Knee OA and Anatomy Change

Knee osteoarthritis stems from the wear and tear of articular cartilage and disrupts the rest of the knee functionality in a domino effect. Without the lubricant effect, the femur and the tibia start to rub against each other, resulting in stiffness and pain.

When the articular cartilage wears away, the shock-absorbing capabilities of the knee are lost. This manifests in the knee as symptoms, such as joint swelling, difficulty in flexion-extension, pain (exacerbated in the morning or even when resting), and decreased stability.

The common causes of knee OA include:

  • Age - since torn cartilage will take longer to heal as you get older
  • Weight - since the increased weight will put extra pressure on your knee and increase the chances of cartilage damage
  • Heredity
  • Stress injuries - workplace or sports-related

How Knee OA Impacts the Other Joints

As your knee OA symptoms worsen, you might notice differences in the way you move. More specifically, your legs will try to adjust their coordination to minimize the pressure and pain in the knee. However, this puts extra strain on other joints like the hip, ankle, and even the spine in the long run.

A clinical study clearly demonstrated that patients with knee OA walked more slowly and with a different stance.
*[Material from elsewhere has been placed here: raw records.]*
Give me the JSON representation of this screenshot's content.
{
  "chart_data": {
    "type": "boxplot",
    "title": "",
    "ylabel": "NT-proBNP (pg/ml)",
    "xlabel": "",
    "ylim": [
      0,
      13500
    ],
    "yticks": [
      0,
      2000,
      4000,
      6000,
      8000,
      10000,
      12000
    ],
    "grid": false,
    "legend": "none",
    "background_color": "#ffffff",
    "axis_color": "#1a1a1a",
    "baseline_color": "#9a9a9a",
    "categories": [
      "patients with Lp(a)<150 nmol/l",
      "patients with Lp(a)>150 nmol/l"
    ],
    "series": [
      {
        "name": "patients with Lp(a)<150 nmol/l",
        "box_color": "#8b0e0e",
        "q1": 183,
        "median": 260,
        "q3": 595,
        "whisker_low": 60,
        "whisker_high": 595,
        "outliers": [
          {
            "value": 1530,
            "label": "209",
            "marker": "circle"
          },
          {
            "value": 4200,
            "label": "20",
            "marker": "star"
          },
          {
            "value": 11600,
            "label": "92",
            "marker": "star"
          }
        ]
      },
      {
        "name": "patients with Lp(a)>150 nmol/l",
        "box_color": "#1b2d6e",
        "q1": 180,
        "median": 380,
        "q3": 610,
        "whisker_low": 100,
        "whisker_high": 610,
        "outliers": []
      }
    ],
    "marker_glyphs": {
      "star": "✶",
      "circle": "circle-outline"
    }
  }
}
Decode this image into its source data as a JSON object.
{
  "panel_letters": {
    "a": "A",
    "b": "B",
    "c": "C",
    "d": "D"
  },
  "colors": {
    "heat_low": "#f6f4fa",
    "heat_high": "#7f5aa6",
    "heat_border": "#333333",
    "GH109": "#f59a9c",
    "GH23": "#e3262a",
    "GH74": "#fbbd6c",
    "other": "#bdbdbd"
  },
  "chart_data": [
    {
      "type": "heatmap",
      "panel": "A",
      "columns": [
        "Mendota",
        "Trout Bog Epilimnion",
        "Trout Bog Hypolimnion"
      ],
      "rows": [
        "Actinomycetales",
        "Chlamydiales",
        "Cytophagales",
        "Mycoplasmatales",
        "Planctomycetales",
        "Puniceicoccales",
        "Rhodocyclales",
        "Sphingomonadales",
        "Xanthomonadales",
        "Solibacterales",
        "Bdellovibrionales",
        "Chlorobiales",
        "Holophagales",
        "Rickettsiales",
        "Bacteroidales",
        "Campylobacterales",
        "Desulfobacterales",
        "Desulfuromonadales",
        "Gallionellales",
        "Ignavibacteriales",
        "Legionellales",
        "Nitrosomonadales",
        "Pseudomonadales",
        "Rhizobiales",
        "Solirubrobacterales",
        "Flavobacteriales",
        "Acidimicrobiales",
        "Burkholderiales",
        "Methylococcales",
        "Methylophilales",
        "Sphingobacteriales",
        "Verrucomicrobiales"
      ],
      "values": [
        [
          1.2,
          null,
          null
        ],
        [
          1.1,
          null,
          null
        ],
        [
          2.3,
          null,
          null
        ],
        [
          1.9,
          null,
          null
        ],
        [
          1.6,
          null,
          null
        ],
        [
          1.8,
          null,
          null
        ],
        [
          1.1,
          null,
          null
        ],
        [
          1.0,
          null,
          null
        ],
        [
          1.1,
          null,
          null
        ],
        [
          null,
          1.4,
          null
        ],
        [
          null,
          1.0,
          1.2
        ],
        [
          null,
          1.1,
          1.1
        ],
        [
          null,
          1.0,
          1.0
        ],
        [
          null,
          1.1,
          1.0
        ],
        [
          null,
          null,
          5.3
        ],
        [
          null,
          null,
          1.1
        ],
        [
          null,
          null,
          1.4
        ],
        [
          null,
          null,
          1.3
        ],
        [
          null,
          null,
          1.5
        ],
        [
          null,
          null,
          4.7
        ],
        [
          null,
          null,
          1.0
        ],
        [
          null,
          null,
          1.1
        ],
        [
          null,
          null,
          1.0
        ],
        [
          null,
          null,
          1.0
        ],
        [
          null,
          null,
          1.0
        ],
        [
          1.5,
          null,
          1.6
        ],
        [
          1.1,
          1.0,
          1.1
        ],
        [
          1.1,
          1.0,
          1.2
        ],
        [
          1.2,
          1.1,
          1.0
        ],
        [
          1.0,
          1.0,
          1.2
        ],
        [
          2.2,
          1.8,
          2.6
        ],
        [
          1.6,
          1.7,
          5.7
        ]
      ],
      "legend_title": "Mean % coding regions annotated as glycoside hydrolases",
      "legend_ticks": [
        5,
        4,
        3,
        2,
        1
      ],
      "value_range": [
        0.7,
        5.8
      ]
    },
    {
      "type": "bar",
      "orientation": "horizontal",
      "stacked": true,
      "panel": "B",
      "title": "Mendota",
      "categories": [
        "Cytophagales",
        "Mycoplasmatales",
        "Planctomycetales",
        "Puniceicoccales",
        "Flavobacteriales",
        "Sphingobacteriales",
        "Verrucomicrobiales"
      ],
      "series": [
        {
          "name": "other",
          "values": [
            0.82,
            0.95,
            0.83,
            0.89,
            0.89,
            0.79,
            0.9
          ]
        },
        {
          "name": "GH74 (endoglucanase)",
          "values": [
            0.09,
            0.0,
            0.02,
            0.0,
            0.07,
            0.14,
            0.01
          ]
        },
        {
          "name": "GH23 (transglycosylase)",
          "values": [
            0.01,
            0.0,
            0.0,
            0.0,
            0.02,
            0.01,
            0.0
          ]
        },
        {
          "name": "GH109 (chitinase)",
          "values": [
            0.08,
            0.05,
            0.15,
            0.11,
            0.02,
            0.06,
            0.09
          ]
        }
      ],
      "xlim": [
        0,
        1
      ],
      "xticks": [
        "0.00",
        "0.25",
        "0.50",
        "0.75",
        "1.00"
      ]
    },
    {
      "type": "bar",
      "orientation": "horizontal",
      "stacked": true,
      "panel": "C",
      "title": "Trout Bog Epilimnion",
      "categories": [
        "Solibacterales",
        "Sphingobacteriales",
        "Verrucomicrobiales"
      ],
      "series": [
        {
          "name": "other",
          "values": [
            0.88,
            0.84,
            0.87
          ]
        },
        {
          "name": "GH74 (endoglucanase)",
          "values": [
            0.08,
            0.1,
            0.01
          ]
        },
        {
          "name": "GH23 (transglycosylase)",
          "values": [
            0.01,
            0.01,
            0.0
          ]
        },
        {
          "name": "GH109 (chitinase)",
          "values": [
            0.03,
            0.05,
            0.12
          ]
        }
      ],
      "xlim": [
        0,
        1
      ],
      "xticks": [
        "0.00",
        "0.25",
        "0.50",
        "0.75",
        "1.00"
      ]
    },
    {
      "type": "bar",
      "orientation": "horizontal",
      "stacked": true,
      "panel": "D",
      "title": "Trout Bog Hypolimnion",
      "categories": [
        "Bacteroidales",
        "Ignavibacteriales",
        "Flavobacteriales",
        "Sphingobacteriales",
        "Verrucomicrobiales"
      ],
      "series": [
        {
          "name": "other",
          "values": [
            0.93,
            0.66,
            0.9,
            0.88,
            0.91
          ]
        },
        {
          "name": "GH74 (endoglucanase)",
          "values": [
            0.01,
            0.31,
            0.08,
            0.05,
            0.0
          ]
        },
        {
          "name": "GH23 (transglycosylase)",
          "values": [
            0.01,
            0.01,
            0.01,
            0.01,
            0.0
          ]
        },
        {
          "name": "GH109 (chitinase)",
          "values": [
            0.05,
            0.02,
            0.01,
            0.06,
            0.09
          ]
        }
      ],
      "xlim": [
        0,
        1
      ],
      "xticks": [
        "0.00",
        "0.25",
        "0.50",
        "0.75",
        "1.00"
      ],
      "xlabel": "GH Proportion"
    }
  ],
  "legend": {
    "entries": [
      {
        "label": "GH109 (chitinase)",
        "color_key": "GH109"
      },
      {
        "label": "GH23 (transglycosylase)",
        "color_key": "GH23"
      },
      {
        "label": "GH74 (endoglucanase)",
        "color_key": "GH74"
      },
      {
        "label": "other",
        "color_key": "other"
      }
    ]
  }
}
The different movement patterns in knee OA patients increased not only contraction in quadriceps & hamstrings but also joint loading in the hips.

Another study showed that knee osteoarthritis could cause the narrowing of lumbar spine disc space, increasing spine OA risk.

The collection of evidence emphasises the importance of early osteoarthritis treatment for knee health, as well as the whole musculoskeletal health.

[1] Metcalfe, A. J., et al. "The effect of osteoarthritis of the knee on the biomechanics of other joints in the lower limbs." The bone & joint journal 95.3 (2013): 348-353.

[2] Hassett, G., et al. "The relation between progressive osteoarthritis of the knee and long term progression of osteoarthritis of the hand, hip, and lumbar spine." Annals of the rheumatic diseases 65.5 (2006): 623-628.